Bu kilisenin ve dükkânların tarihi bir hikâyesi var. Biz de sonradan, tevafuken öğrendik. Meğerki Sultan I. Abdülhamit Han, buraları bir deprem sonrası yeniden inşa ettirip dükkânları da vakfiye olarak bağışlamış. Kilise görevlileri de bu ilgiye vefa gösterip giriş kapısının alınlığına Osmanlıca bir teşekkür yazısı koymuşlar. Güzel bir örnek bu.
Caddenin ikiye ayrıldığı yerin sağ tarafında Antik Beyazıt Otel var. Burası 1935 yazında, Mehmet Akif’in misafir kaldığı “Bereketzâde” konağıymış. Merhum, hasta olarak Mısır’dan döndüğünde saygı ve hürmetle ağırlanmış burada. Hemen yanında “Ata Koleji” bulunuyor. Yine bir konak olan bu bina da Bereketzâdelerin. Sokağın sonunda ise tarihi Valilik binası vardır ki Hatay Devleti cumhurbaşkanlığı ve başbakanlık konutu olarak hizmet vermiş. Tarih denilen şey ilginç gerçekten.
Büyük Park
Şehirde nefeslenecek en ferah yer burasıdır dersem isabet olur. Fransızların da peyzajına katkıda bulunduğu bu parkta Amanoslar’da yaşayan karacalardan tutun da, sülün, tavus, kuğu, ördek, kaz ve tavşana kadar birçok canlı besleniyor. Hafta sonları uğruyoruz mutlaka. En çok çocuklar mutlu oluyorlar buna. Bizimkiler “Kuşlu Park” diyorlar.

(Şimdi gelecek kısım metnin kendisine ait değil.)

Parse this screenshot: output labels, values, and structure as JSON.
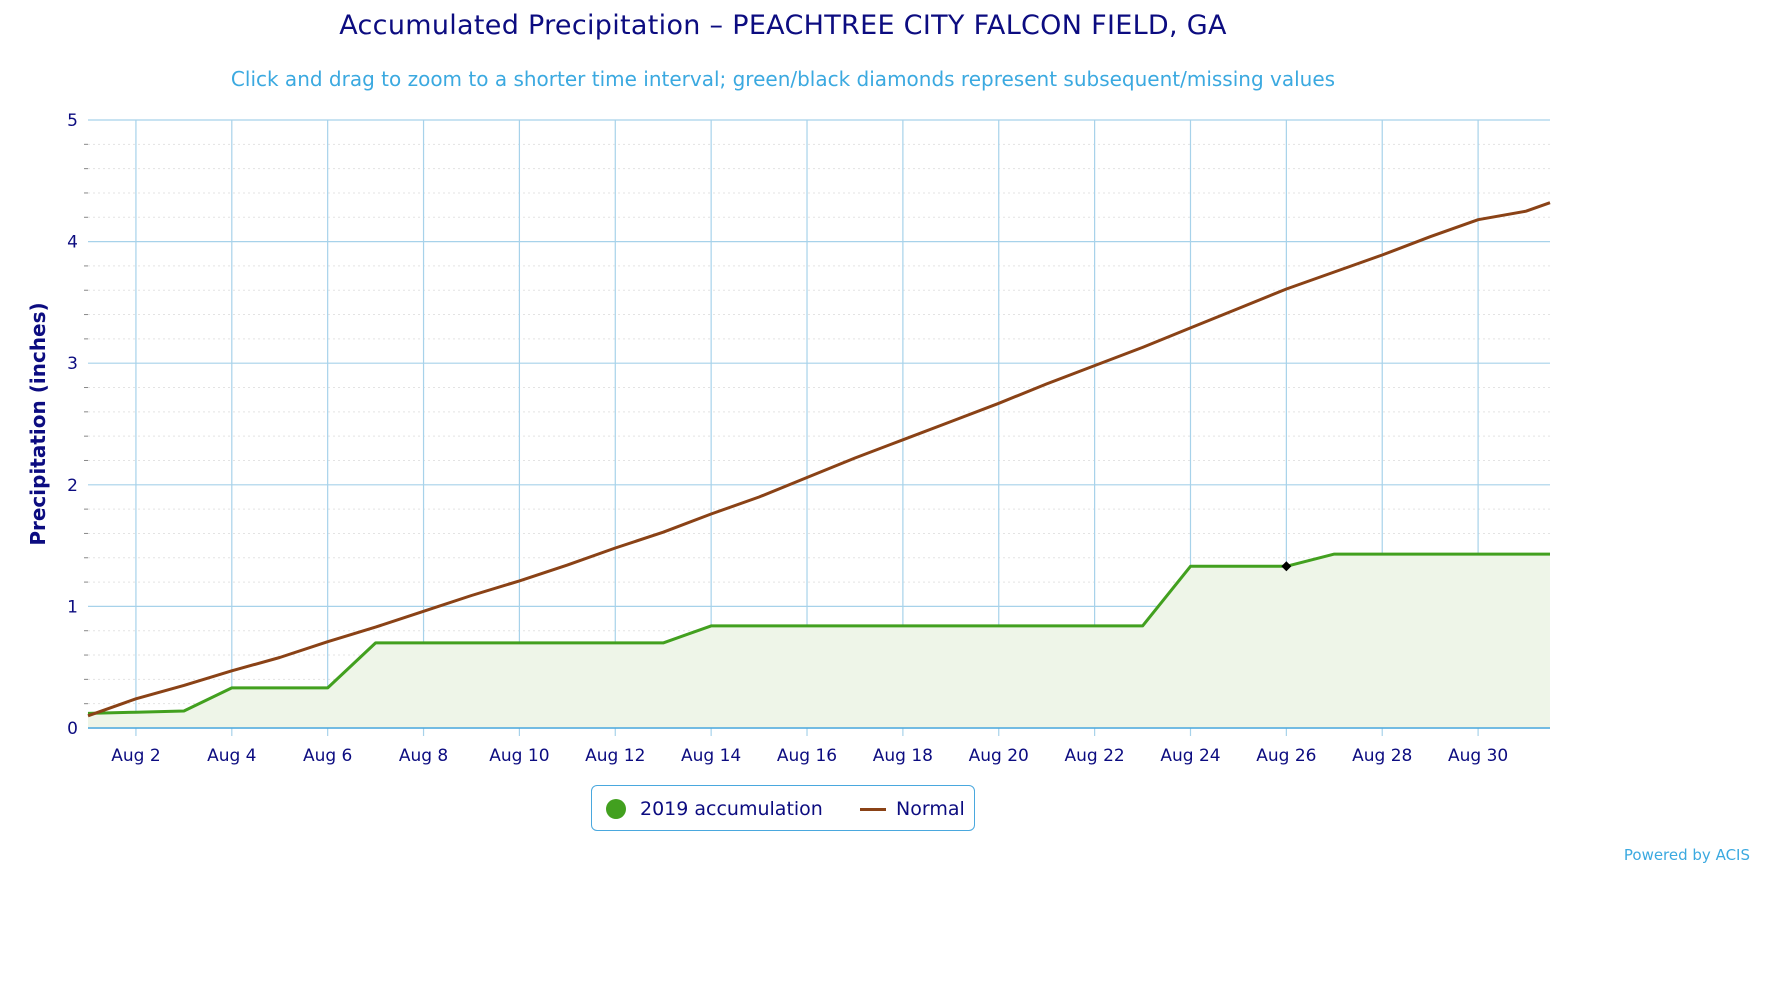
{
  "header": {
    "title": "Accumulated Precipitation – PEACHTREE CITY FALCON FIELD, GA",
    "subtitle": "Click and drag to zoom to a shorter time interval; green/black diamonds represent subsequent/missing values"
  },
  "legend": {
    "items": [
      {
        "label": "2019 accumulation",
        "color": "#42a01f",
        "symbol": "dot"
      },
      {
        "label": "Normal",
        "color": "#8a4216",
        "symbol": "line"
      }
    ]
  },
  "credit": "Powered by ACIS",
  "chart_data": {
    "type": "area",
    "title": "Accumulated Precipitation – PEACHTREE CITY FALCON FIELD, GA",
    "ylabel": "Precipitation (inches)",
    "xlabel": "",
    "ylim": [
      0,
      5
    ],
    "yticks": [
      0,
      1,
      2,
      3,
      4,
      5
    ],
    "xlim": [
      1,
      31.5
    ],
    "xticks": [
      2,
      4,
      6,
      8,
      10,
      12,
      14,
      16,
      18,
      20,
      22,
      24,
      26,
      28,
      30
    ],
    "xtick_labels": [
      "Aug 2",
      "Aug 4",
      "Aug 6",
      "Aug 8",
      "Aug 10",
      "Aug 12",
      "Aug 14",
      "Aug 16",
      "Aug 18",
      "Aug 20",
      "Aug 22",
      "Aug 24",
      "Aug 26",
      "Aug 28",
      "Aug 30"
    ],
    "grid": true,
    "legend_position": "bottom-center",
    "series": [
      {
        "name": "2019 accumulation",
        "color": "#42a01f",
        "fill": "#eef5e8",
        "x": [
          1,
          2,
          3,
          4,
          5,
          6,
          7,
          8,
          9,
          10,
          11,
          12,
          13,
          14,
          15,
          16,
          17,
          18,
          19,
          20,
          21,
          22,
          23,
          24,
          25,
          26,
          27,
          28,
          29,
          30,
          31,
          31.5
        ],
        "values": [
          0.12,
          0.13,
          0.14,
          0.33,
          0.33,
          0.33,
          0.7,
          0.7,
          0.7,
          0.7,
          0.7,
          0.7,
          0.7,
          0.84,
          0.84,
          0.84,
          0.84,
          0.84,
          0.84,
          0.84,
          0.84,
          0.84,
          0.84,
          1.33,
          1.33,
          1.33,
          1.43,
          1.43,
          1.43,
          1.43,
          1.43,
          1.43
        ]
      },
      {
        "name": "Normal",
        "color": "#8a4216",
        "x": [
          1,
          2,
          3,
          4,
          5,
          6,
          7,
          8,
          9,
          10,
          11,
          12,
          13,
          14,
          15,
          16,
          17,
          18,
          19,
          20,
          21,
          22,
          23,
          24,
          25,
          26,
          27,
          28,
          29,
          30,
          31,
          31.5
        ],
        "values": [
          0.1,
          0.24,
          0.35,
          0.47,
          0.58,
          0.71,
          0.83,
          0.96,
          1.09,
          1.21,
          1.34,
          1.48,
          1.61,
          1.76,
          1.9,
          2.06,
          2.22,
          2.37,
          2.52,
          2.67,
          2.83,
          2.98,
          3.13,
          3.29,
          3.45,
          3.61,
          3.75,
          3.89,
          4.04,
          4.18,
          4.25,
          4.32
        ]
      }
    ],
    "markers": [
      {
        "x": 26,
        "y": 1.33,
        "shape": "diamond",
        "color": "#000000"
      }
    ]
  }
}
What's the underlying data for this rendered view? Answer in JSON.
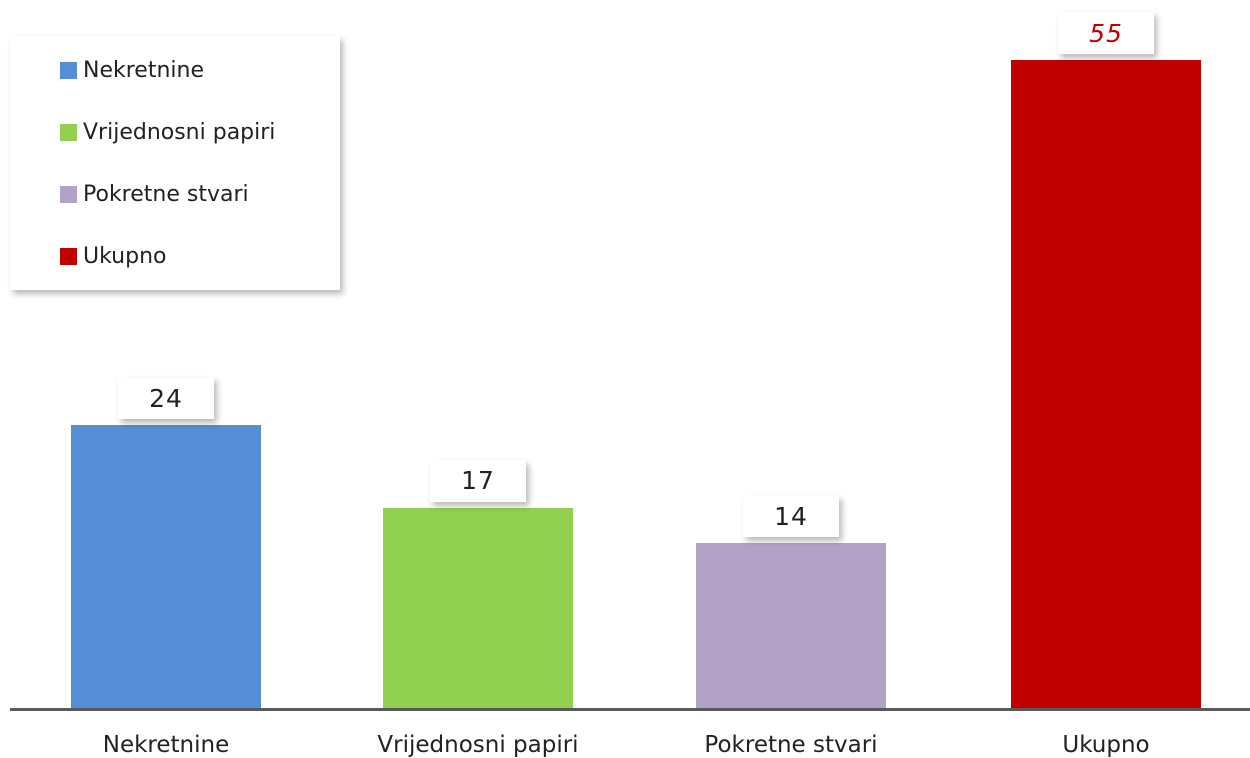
{
  "chart_data": {
    "type": "bar",
    "categories": [
      "Nekretnine",
      "Vrijednosni papiri",
      "Pokretne stvari",
      "Ukupno"
    ],
    "values": [
      24,
      17,
      14,
      55
    ],
    "colors": [
      "#558ed5",
      "#92d050",
      "#b3a2c7",
      "#c00000"
    ],
    "title": "",
    "xlabel": "",
    "ylabel": "",
    "ylim": [
      0,
      60
    ],
    "grid": false,
    "legend": {
      "placement": "top-left",
      "entries": [
        "Nekretnine",
        "Vrijednosni papiri",
        "Pokretne stvari",
        "Ukupno"
      ]
    },
    "data_labels": [
      "24",
      "17",
      "14",
      "55"
    ]
  }
}
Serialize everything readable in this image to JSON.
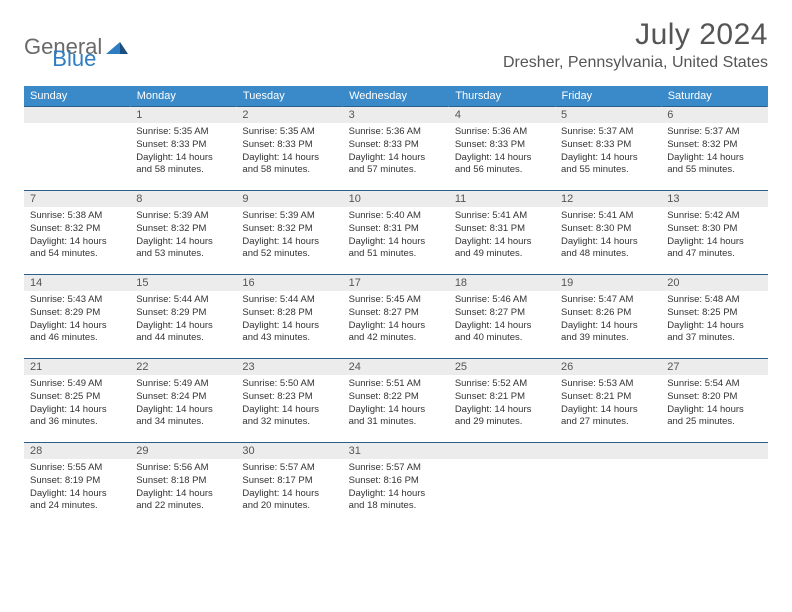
{
  "header": {
    "logo_part1": "General",
    "logo_part2": "Blue",
    "month_title": "July 2024",
    "location": "Dresher, Pennsylvania, United States"
  },
  "colors": {
    "header_bg": "#3a8ac9",
    "header_text": "#ffffff",
    "daynum_bg": "#ececec",
    "rule": "#2b5f8a",
    "logo_gray": "#6a6a6a",
    "logo_blue": "#2e7cc1"
  },
  "day_headers": [
    "Sunday",
    "Monday",
    "Tuesday",
    "Wednesday",
    "Thursday",
    "Friday",
    "Saturday"
  ],
  "weeks": [
    [
      null,
      {
        "n": "1",
        "sr": "Sunrise: 5:35 AM",
        "ss": "Sunset: 8:33 PM",
        "dl": "Daylight: 14 hours and 58 minutes."
      },
      {
        "n": "2",
        "sr": "Sunrise: 5:35 AM",
        "ss": "Sunset: 8:33 PM",
        "dl": "Daylight: 14 hours and 58 minutes."
      },
      {
        "n": "3",
        "sr": "Sunrise: 5:36 AM",
        "ss": "Sunset: 8:33 PM",
        "dl": "Daylight: 14 hours and 57 minutes."
      },
      {
        "n": "4",
        "sr": "Sunrise: 5:36 AM",
        "ss": "Sunset: 8:33 PM",
        "dl": "Daylight: 14 hours and 56 minutes."
      },
      {
        "n": "5",
        "sr": "Sunrise: 5:37 AM",
        "ss": "Sunset: 8:33 PM",
        "dl": "Daylight: 14 hours and 55 minutes."
      },
      {
        "n": "6",
        "sr": "Sunrise: 5:37 AM",
        "ss": "Sunset: 8:32 PM",
        "dl": "Daylight: 14 hours and 55 minutes."
      }
    ],
    [
      {
        "n": "7",
        "sr": "Sunrise: 5:38 AM",
        "ss": "Sunset: 8:32 PM",
        "dl": "Daylight: 14 hours and 54 minutes."
      },
      {
        "n": "8",
        "sr": "Sunrise: 5:39 AM",
        "ss": "Sunset: 8:32 PM",
        "dl": "Daylight: 14 hours and 53 minutes."
      },
      {
        "n": "9",
        "sr": "Sunrise: 5:39 AM",
        "ss": "Sunset: 8:32 PM",
        "dl": "Daylight: 14 hours and 52 minutes."
      },
      {
        "n": "10",
        "sr": "Sunrise: 5:40 AM",
        "ss": "Sunset: 8:31 PM",
        "dl": "Daylight: 14 hours and 51 minutes."
      },
      {
        "n": "11",
        "sr": "Sunrise: 5:41 AM",
        "ss": "Sunset: 8:31 PM",
        "dl": "Daylight: 14 hours and 49 minutes."
      },
      {
        "n": "12",
        "sr": "Sunrise: 5:41 AM",
        "ss": "Sunset: 8:30 PM",
        "dl": "Daylight: 14 hours and 48 minutes."
      },
      {
        "n": "13",
        "sr": "Sunrise: 5:42 AM",
        "ss": "Sunset: 8:30 PM",
        "dl": "Daylight: 14 hours and 47 minutes."
      }
    ],
    [
      {
        "n": "14",
        "sr": "Sunrise: 5:43 AM",
        "ss": "Sunset: 8:29 PM",
        "dl": "Daylight: 14 hours and 46 minutes."
      },
      {
        "n": "15",
        "sr": "Sunrise: 5:44 AM",
        "ss": "Sunset: 8:29 PM",
        "dl": "Daylight: 14 hours and 44 minutes."
      },
      {
        "n": "16",
        "sr": "Sunrise: 5:44 AM",
        "ss": "Sunset: 8:28 PM",
        "dl": "Daylight: 14 hours and 43 minutes."
      },
      {
        "n": "17",
        "sr": "Sunrise: 5:45 AM",
        "ss": "Sunset: 8:27 PM",
        "dl": "Daylight: 14 hours and 42 minutes."
      },
      {
        "n": "18",
        "sr": "Sunrise: 5:46 AM",
        "ss": "Sunset: 8:27 PM",
        "dl": "Daylight: 14 hours and 40 minutes."
      },
      {
        "n": "19",
        "sr": "Sunrise: 5:47 AM",
        "ss": "Sunset: 8:26 PM",
        "dl": "Daylight: 14 hours and 39 minutes."
      },
      {
        "n": "20",
        "sr": "Sunrise: 5:48 AM",
        "ss": "Sunset: 8:25 PM",
        "dl": "Daylight: 14 hours and 37 minutes."
      }
    ],
    [
      {
        "n": "21",
        "sr": "Sunrise: 5:49 AM",
        "ss": "Sunset: 8:25 PM",
        "dl": "Daylight: 14 hours and 36 minutes."
      },
      {
        "n": "22",
        "sr": "Sunrise: 5:49 AM",
        "ss": "Sunset: 8:24 PM",
        "dl": "Daylight: 14 hours and 34 minutes."
      },
      {
        "n": "23",
        "sr": "Sunrise: 5:50 AM",
        "ss": "Sunset: 8:23 PM",
        "dl": "Daylight: 14 hours and 32 minutes."
      },
      {
        "n": "24",
        "sr": "Sunrise: 5:51 AM",
        "ss": "Sunset: 8:22 PM",
        "dl": "Daylight: 14 hours and 31 minutes."
      },
      {
        "n": "25",
        "sr": "Sunrise: 5:52 AM",
        "ss": "Sunset: 8:21 PM",
        "dl": "Daylight: 14 hours and 29 minutes."
      },
      {
        "n": "26",
        "sr": "Sunrise: 5:53 AM",
        "ss": "Sunset: 8:21 PM",
        "dl": "Daylight: 14 hours and 27 minutes."
      },
      {
        "n": "27",
        "sr": "Sunrise: 5:54 AM",
        "ss": "Sunset: 8:20 PM",
        "dl": "Daylight: 14 hours and 25 minutes."
      }
    ],
    [
      {
        "n": "28",
        "sr": "Sunrise: 5:55 AM",
        "ss": "Sunset: 8:19 PM",
        "dl": "Daylight: 14 hours and 24 minutes."
      },
      {
        "n": "29",
        "sr": "Sunrise: 5:56 AM",
        "ss": "Sunset: 8:18 PM",
        "dl": "Daylight: 14 hours and 22 minutes."
      },
      {
        "n": "30",
        "sr": "Sunrise: 5:57 AM",
        "ss": "Sunset: 8:17 PM",
        "dl": "Daylight: 14 hours and 20 minutes."
      },
      {
        "n": "31",
        "sr": "Sunrise: 5:57 AM",
        "ss": "Sunset: 8:16 PM",
        "dl": "Daylight: 14 hours and 18 minutes."
      },
      null,
      null,
      null
    ]
  ]
}
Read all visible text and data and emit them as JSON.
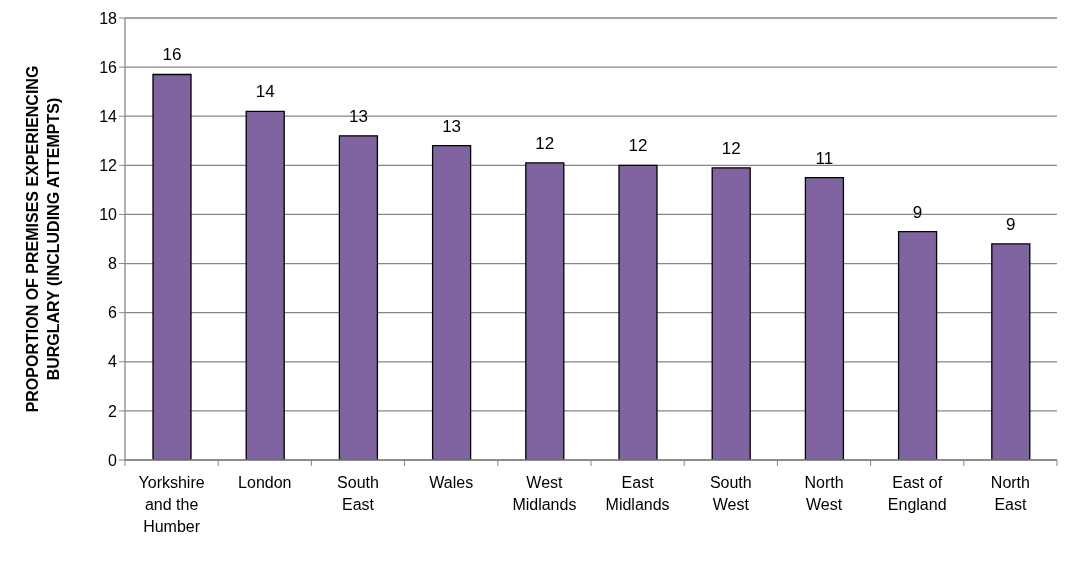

Kâğıt helva, pamuk şeker ve dondurma ekstra hizmet. Oyun alanları cıvıl cıvıl. Çocuklar gelmesin de ne yapsın.
Bu parkta, bir nizam dizilmiş servilerin arasında yürürken, insan, büyük bir törenin içinden geçiyormuş hissine kapılıyor. Bundandır ki ne zaman burada veya Akevler üçüncü ve dördüncü sokakta yürüsem çok hoşuma gider. Akşam veya günün herhangi bir vakti ailecek çimlerin üzerinde ya da piknik masalarında bir şeyler yiyip içmek de güzel olur. Asi Nehri’ne komşu, bakımlı ve güzel bir bahçe burası.
Vali Göbeği
Şehrin ikinci büyük yeşil alanı olan Vali Ürgen Parkı, bizim çocukların dilinde “Atlı karıncalı park”a dönüştü. Yetişkinler ise, dönel kavşaktan dolayı “Vali Göbeği” diyorlar. Halkın buluşma ve çay içme noktalarındandır burası. Her mekânda olduğu gibi buranın da müdavimleri vardır. Tavla, çay, kahve ve nargileciler abonedir.
Çevresinde çerezci, kestane kebapçı, mısırcı, dondurmacı eksik olmaz. Bu seyyar tezgahlar şehre farklı bir yerel doku kazandırır. Beş duyuya hitap eden böylesi hatıra mekânlarının olması iyidir aslında. Burada geçirilen bir vakit, içilen güzel bir kahve ya da demli çay, yenilen bir avuç kestane kebabı ve edilen hoşça bir sohbet, kiminle vakit geçirmişseniz o şekilde tatlı bir anı olarak kalır, unutulmaz sanırım.